True to character, Johannsen has done a full measure of research here, most of it in the widely read books and periodicals of the United States-Mexican War period. His focus is on what the people of the time imagined, but he also includes substantial interpretations of his own. He claims for the war with Mexico the following firsts: [1] the first exposure of large numbers of North Americans to a different culture; [2] the first war reported in the popular press; [3] the first significant use of war correspondents; [4] the first real impact in war of national symbols, for example, the flag; [5] the first real outpouring of war books, many of them paperbacks; [6] the first pictorial journalism; [7] the first large-scale entry of war into U. S. homes; and [8] the first war in which music was an important influence. A few of these might be challenged, but not without extensive research.

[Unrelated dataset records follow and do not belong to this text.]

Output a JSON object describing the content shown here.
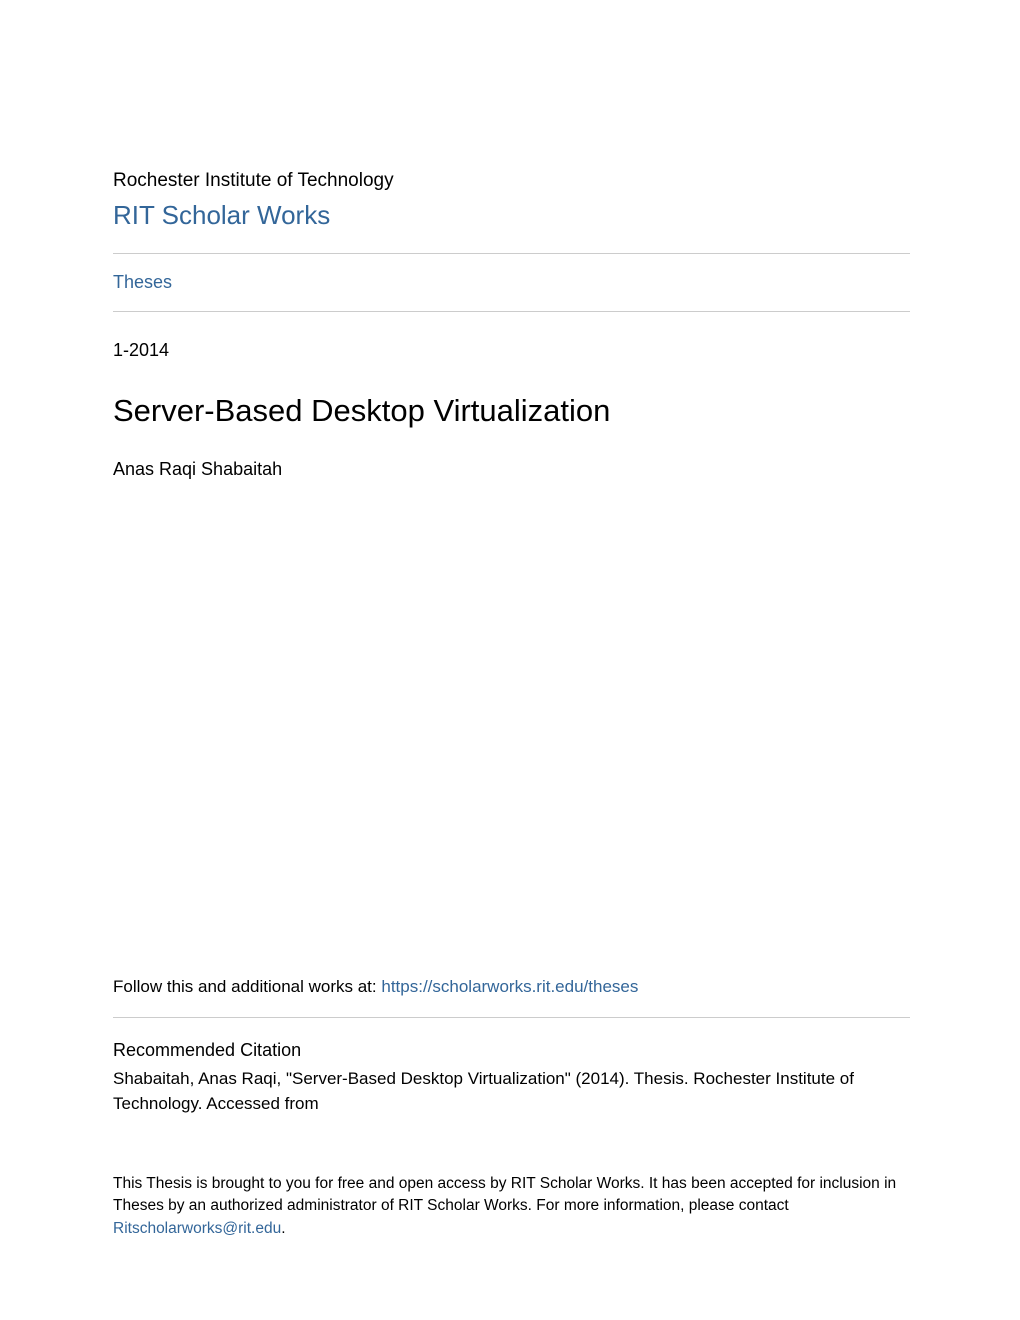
{
  "header": {
    "institution": "Rochester Institute of Technology",
    "repository_name": "RIT Scholar Works"
  },
  "nav": {
    "theses_label": "Theses"
  },
  "meta": {
    "date": "1-2014",
    "title": "Server-Based Desktop Virtualization",
    "author": "Anas Raqi Shabaitah"
  },
  "follow": {
    "prefix": "Follow this and additional works at: ",
    "link_text": "https://scholarworks.rit.edu/theses"
  },
  "citation": {
    "heading": "Recommended Citation",
    "text": "Shabaitah, Anas Raqi, \"Server-Based Desktop Virtualization\" (2014). Thesis. Rochester Institute of Technology. Accessed from"
  },
  "footer": {
    "text_before_email": "This Thesis is brought to you for free and open access by RIT Scholar Works. It has been accepted for inclusion in Theses by an authorized administrator of RIT Scholar Works. For more information, please contact ",
    "email": "Ritscholarworks@rit.edu",
    "text_after_email": "."
  },
  "colors": {
    "link": "#336699",
    "text": "#000000",
    "divider": "#cccccc"
  }
}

Interpreting further, Johannsen claims that the United States was searching for national identity (whatever that means), and that many of its citizens found it during this conflict. In addition, the war modified North American parochialism. It also supplied national heroes. Least likely of them, yet the quintessential one according to the author, was Zachary Taylor. His Battle of Buena Vista captured the public imagination more than any other action, and his dispatches came through so clearly that contemporaries urged him to write the definitive history of the war. They apparently did not know how little control he actually exercised at Buena Vista or that his chief staff officer, Major William W. S. Bliss, was responsible for the lucid prose.

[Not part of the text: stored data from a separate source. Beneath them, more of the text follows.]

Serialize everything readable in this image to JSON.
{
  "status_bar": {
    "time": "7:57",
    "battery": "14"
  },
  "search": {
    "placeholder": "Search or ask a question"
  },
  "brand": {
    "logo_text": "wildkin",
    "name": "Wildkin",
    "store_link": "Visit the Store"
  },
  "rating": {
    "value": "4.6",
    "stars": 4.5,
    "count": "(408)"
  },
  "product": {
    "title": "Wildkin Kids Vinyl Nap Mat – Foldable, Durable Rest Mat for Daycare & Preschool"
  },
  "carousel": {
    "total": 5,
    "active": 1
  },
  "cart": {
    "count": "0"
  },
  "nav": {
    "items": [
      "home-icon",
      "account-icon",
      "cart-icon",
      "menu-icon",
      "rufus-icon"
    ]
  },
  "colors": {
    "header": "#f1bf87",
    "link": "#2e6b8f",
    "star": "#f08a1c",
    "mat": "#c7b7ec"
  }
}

North Americans of that time were convinced that the Mexican War strengthened republican government worldwide because the United States had proved that it could simultaneously win a war and retain its republican institutions. They believed, too, that Mexico had started the war, and that the United States conducted it in a remarkably humane manner. They judged the Mexicans to be an inferior race, which, without U.S. help, was incapable of governing itself. Mexican scenery was grand, but the people were not. Catholicism, which most of the volunteers observed for the first time, was judged to be a contributing agent to the degradation of the Mexicans. God was using the United States to drag Mexico into the modern world. Many of these convictions have not stood up well under historical scrutiny, but they were honestly held. If the people were fooling themselves, Johannsen says, they did not know it.
The author’s sources demonstrate incontrovertibly that the war was popular with a majority of North Americans. Three noted Harvard professors, Morison, Merk, and Freidel, presented a minority position in a small book they published in 1970 entitled Dissent in Three American Wars. They chose the three because of the bitterness of dissent, and one of the wars was the war with Mexico. Johannsen writes very little about the outrage of the dissenters, who believed that their country was doing not God’s but the Devil’s work, bullying a weak neighbor and making a blatant land grab. In spite of this, the book is an important addition to our knowledge of the era.